SCRIBE’s objective is to improve speech technology in Norwegian by developing a speech-to-text transcription system for multi-party conversations in realistic recording conditions. In order to attain the project goal, research and technology development beyond the state-of-the-art is needed within several key areas. These include language universal issues, as well as issues specifically related to the Norwegian language. We will develop models that are robust to disfluencies that are typical in spontaneous conversational speech, that can cope with turn taking and take advantage of the context in the dialog. The models will also support the use of spoken dialects and different orthographies (Bokmål, Nynorsk, or dialect specific). Our goal is that these advances will make it possible for speech technology to reach its potential in Norwegian, and have a beneficial impact on Norwegian society.

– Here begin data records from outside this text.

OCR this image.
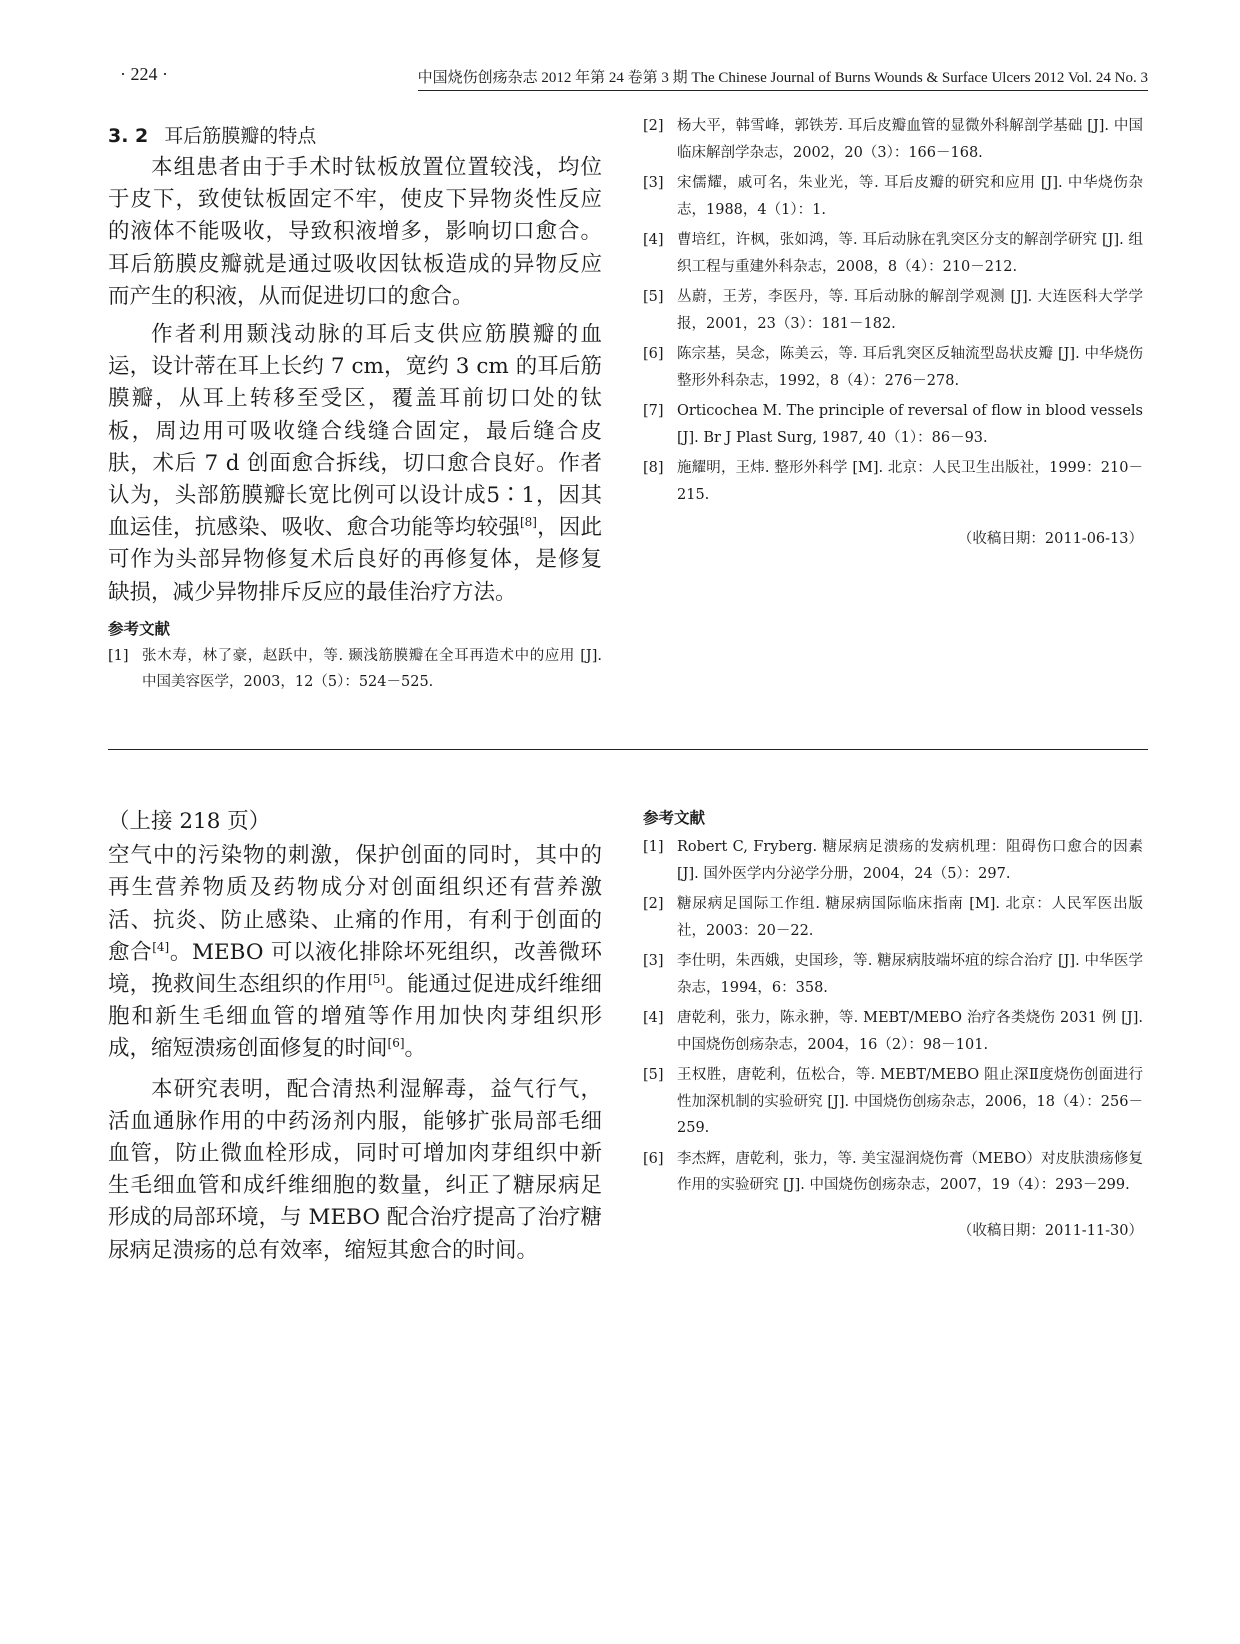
· 224 ·	中国烧伤创疡杂志 2012 年第 24 卷第 3 期 The Chinese Journal of Burns Wounds & Surface Ulcers 2012 Vol. 24 No. 3
3. 2 耳后筋膜瓣的特点

本组患者由于手术时钛板放置位置较浅，均位于皮下，致使钛板固定不牢，使皮下异物炎性反应的液体不能吸收，导致积液增多，影响切口愈合。耳后筋膜皮瓣就是通过吸收因钛板造成的异物反应而产生的积液，从而促进切口的愈合。

作者利用颞浅动脉的耳后支供应筋膜瓣的血运，设计蒂在耳上长约 7 cm，宽约 3 cm 的耳后筋膜瓣，从耳上转移至受区，覆盖耳前切口处的钛板，周边用可吸收缝合线缝合固定，最后缝合皮肤，术后 7 d 创面愈合拆线，切口愈合良好。作者认为，头部筋膜瓣长宽比例可以设计成5∶1，因其血运佳，抗感染、吸收、愈合功能等均较强[8]，因此可作为头部异物修复术后良好的再修复体，是修复缺损，减少异物排斥反应的最佳治疗方法。

参考文献
[1] 张木寿，林了豪，赵跃中，等. 颞浅筋膜瓣在全耳再造术中的应用 [J]. 中国美容医学，2003，12（5）：524－525.
[2] 杨大平，韩雪峰，郭铁芳. 耳后皮瓣血管的显微外科解剖学基础 [J]. 中国临床解剖学杂志，2002，20（3）：166－168.
[3] 宋儒耀，戚可名，朱业光，等. 耳后皮瓣的研究和应用 [J]. 中华烧伤杂志，1988，4（1）：1.
[4] 曹培红，许枫，张如鸿，等. 耳后动脉在乳突区分支的解剖学研究 [J]. 组织工程与重建外科杂志，2008，8（4）：210－212.
[5] 丛蔚，王芳，李医丹，等. 耳后动脉的解剖学观测 [J]. 大连医科大学学报，2001，23（3）：181－182.
[6] 陈宗基，吴念，陈美云，等. 耳后乳突区反轴流型岛状皮瓣 [J]. 中华烧伤整形外科杂志，1992，8（4）：276－278.
[7] Orticochea M. The principle of reversal of flow in blood vessels [J]. Br J Plast Surg, 1987, 40（1）：86－93.
[8] 施耀明，王炜. 整形外科学 [M]. 北京：人民卫生出版社，1999：210－215.
（收稿日期：2011-06-13）

（上接 218 页）

空气中的污染物的刺激，保护创面的同时，其中的再生营养物质及药物成分对创面组织还有营养激活、抗炎、防止感染、止痛的作用，有利于创面的愈合[4]。MEBO 可以液化排除坏死组织，改善微环境，挽救间生态组织的作用[5]。能通过促进成纤维细胞和新生毛细血管的增殖等作用加快肉芽组织形成，缩短溃疡创面修复的时间[6]。

本研究表明，配合清热利湿解毒，益气行气，活血通脉作用的中药汤剂内服，能够扩张局部毛细血管，防止微血栓形成，同时可增加肉芽组织中新生毛细血管和成纤维细胞的数量，纠正了糖尿病足形成的局部环境，与 MEBO 配合治疗提高了治疗糖尿病足溃疡的总有效率，缩短其愈合的时间。

参考文献
[1] Robert C, Fryberg. 糖尿病足溃疡的发病机理：阻碍伤口愈合的因素 [J]. 国外医学内分泌学分册，2004，24（5）：297.
[2] 糖尿病足国际工作组. 糖尿病国际临床指南 [M]. 北京：人民军医出版社，2003：20－22.
[3] 李仕明，朱西娥，史国珍，等. 糖尿病肢端坏疽的综合治疗 [J]. 中华医学杂志，1994，6：358.
[4] 唐乾利，张力，陈永翀，等. MEBT/MEBO 治疗各类烧伤 2031 例 [J]. 中国烧伤创疡杂志，2004，16（2）：98－101.
[5] 王权胜，唐乾利，伍松合，等. MEBT/MEBO 阻止深Ⅱ度烧伤创面进行性加深机制的实验研究 [J]. 中国烧伤创疡杂志，2006，18（4）：256－259.
[6] 李杰辉，唐乾利，张力，等. 美宝湿润烧伤膏（MEBO）对皮肤溃疡修复作用的实验研究 [J]. 中国烧伤创疡杂志，2007，19（4）：293－299.
（收稿日期：2011-11-30）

In last three years period the SCRIBE project has contributed to the following results: i) substantial data collections and annotations that are essential to speech research for the Norwegian language even beyond the scope of the project; ii) support of the development of state-of-the-art speech recognition systems based on adaptation of available general models for speech representation trained on huge amounts of (multi-lingual) speech; iii) development of new semantic evaluation metrics for the quality of automatic transcriptions that align better with human judgment than the current metrics that treat all transcription errors as being equally important; iv) analysis of automatic speech recognition systems with respect to Norwegian dialects and v) studies on human perception of Norwegian dialects. Furthermore, in collaboration with related projects, SCRIBE has contributed to the development of speech recognition and pronunciation assessment for child speech and the collection of a unique first and second language child speech corpus for Norwegian.

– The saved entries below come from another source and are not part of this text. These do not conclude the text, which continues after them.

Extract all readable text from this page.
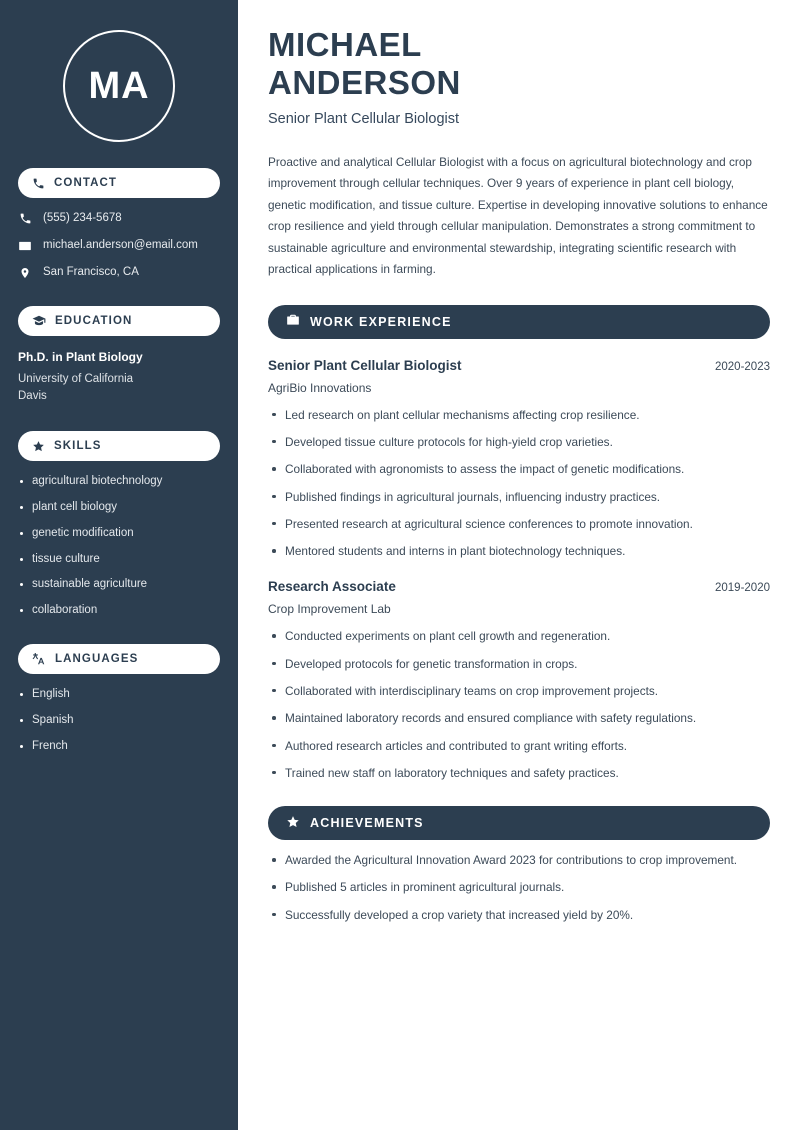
MA
CONTACT
(555) 234-5678
michael.anderson@email.com
San Francisco, CA
EDUCATION
Ph.D. in Plant Biology
University of California
Davis
SKILLS
agricultural biotechnology
plant cell biology
genetic modification
tissue culture
sustainable agriculture
collaboration
LANGUAGES
English
Spanish
French
MICHAEL
ANDERSON
Senior Plant Cellular Biologist

Proactive and analytical Cellular Biologist with a focus on agricultural biotechnology and crop improvement through cellular techniques. Over 9 years of experience in plant cell biology, genetic modification, and tissue culture. Expertise in developing innovative solutions to enhance crop resilience and yield through cellular manipulation. Demonstrates a strong commitment to sustainable agriculture and environmental stewardship, integrating scientific research with practical applications in farming.

WORK EXPERIENCE
Senior Plant Cellular Biologist	2020-2023
AgriBio Innovations
Led research on plant cellular mechanisms affecting crop resilience.
Developed tissue culture protocols for high-yield crop varieties.
Collaborated with agronomists to assess the impact of genetic modifications.
Published findings in agricultural journals, influencing industry practices.
Presented research at agricultural science conferences to promote innovation.
Mentored students and interns in plant biotechnology techniques.
Research Associate	2019-2020
Crop Improvement Lab
Conducted experiments on plant cell growth and regeneration.
Developed protocols for genetic transformation in crops.
Collaborated with interdisciplinary teams on crop improvement projects.
Maintained laboratory records and ensured compliance with safety regulations.
Authored research articles and contributed to grant writing efforts.
Trained new staff on laboratory techniques and safety practices.
ACHIEVEMENTS
Awarded the Agricultural Innovation Award 2023 for contributions to crop improvement.
Published 5 articles in prominent agricultural journals.
Successfully developed a crop variety that increased yield by 20%.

SCRIBE will develop a Norwegian speech-to-text transcription system capable of transcribing multi-party conversations. Speech technology has demonstrated a remarkable progress over the last decade, much due to the evolution of deep learning combined with the availability of massive amounts of speech and language data and high-performance computational resources. Although the amount of language data required for developing high performance speech technology is similar for all languages, irrespective of the number of speakers, products and services have become available that enable spoken communication with computers, even for smaller languages, like Norwegian. Examples include devices like Google Home, services like Siri and Google Voice Search, and voice command and dictation capabilities in recent versions of Windows and OS X.

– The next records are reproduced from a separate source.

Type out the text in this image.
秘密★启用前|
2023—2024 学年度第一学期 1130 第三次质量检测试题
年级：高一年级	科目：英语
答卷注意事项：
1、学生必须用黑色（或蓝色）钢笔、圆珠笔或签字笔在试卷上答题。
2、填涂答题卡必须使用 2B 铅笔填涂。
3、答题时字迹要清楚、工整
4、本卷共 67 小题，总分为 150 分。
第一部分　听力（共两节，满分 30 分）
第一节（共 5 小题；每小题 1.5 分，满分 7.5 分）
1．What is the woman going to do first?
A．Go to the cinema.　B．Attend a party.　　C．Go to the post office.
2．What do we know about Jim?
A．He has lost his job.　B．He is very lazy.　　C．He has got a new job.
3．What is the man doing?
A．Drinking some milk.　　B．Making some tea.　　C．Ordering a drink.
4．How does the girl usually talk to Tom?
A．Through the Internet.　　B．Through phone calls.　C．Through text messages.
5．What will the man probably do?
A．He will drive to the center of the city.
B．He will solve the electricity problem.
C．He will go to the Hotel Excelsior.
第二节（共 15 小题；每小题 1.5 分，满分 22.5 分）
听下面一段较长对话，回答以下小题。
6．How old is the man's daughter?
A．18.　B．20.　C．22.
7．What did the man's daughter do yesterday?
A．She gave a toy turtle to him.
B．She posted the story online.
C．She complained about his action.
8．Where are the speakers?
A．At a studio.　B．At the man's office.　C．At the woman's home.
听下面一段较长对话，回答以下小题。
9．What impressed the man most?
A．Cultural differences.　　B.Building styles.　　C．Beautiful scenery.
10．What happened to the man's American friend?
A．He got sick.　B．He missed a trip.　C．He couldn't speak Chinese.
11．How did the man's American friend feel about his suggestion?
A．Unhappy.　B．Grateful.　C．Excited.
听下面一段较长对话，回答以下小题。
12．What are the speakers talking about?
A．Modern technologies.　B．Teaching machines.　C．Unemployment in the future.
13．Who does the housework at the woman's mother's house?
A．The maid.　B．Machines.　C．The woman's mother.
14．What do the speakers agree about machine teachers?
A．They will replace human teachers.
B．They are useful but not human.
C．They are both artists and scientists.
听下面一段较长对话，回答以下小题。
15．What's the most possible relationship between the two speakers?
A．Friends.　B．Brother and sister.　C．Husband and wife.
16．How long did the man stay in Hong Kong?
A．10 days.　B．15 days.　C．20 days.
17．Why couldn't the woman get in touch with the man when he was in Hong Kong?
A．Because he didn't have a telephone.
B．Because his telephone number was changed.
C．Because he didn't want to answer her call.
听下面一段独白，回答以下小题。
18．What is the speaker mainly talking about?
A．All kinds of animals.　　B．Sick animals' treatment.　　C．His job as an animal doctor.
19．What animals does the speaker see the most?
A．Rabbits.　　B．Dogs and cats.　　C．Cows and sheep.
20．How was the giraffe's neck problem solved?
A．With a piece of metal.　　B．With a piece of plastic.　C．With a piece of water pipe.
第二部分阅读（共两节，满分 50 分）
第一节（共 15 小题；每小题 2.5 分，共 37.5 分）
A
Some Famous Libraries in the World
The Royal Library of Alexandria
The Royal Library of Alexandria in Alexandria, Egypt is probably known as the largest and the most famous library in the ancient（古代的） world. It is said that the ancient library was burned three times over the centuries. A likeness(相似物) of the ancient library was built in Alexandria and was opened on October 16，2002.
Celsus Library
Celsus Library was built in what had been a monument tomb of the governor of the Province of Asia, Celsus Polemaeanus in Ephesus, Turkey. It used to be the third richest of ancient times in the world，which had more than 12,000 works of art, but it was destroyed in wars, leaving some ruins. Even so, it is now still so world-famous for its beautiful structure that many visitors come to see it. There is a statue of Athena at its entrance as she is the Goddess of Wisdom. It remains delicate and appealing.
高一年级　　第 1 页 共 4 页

Yet, for many real-life situations, current technology is not sufficiently advanced to be really useful. Issues like spontaneous, conversational speech; ambient noise and overlapping speech are among the situations where we still do not have satisfactory performance of current speech technology. For Norwegian, existing speech corpora are moderate in size compared to other languages, and mainly contain read and non-conversational speech. Matters are complicated further by large variations in dialects. The problem is that these “phenomena” occur in a variety of situations where automated solutions would be of great use.
The system we will develop in SCRIBE will fill the gap in current speech recognition systems for Norwegian. It will be robust to disfluencies that are typical of spontaneous conversational speech, and will support the spoken and written dialectal variation of the Norwegian Language. It will also be assessed on metrics that are more closely related to the semantic content of the transcription, rather than on the number of misrecognized words.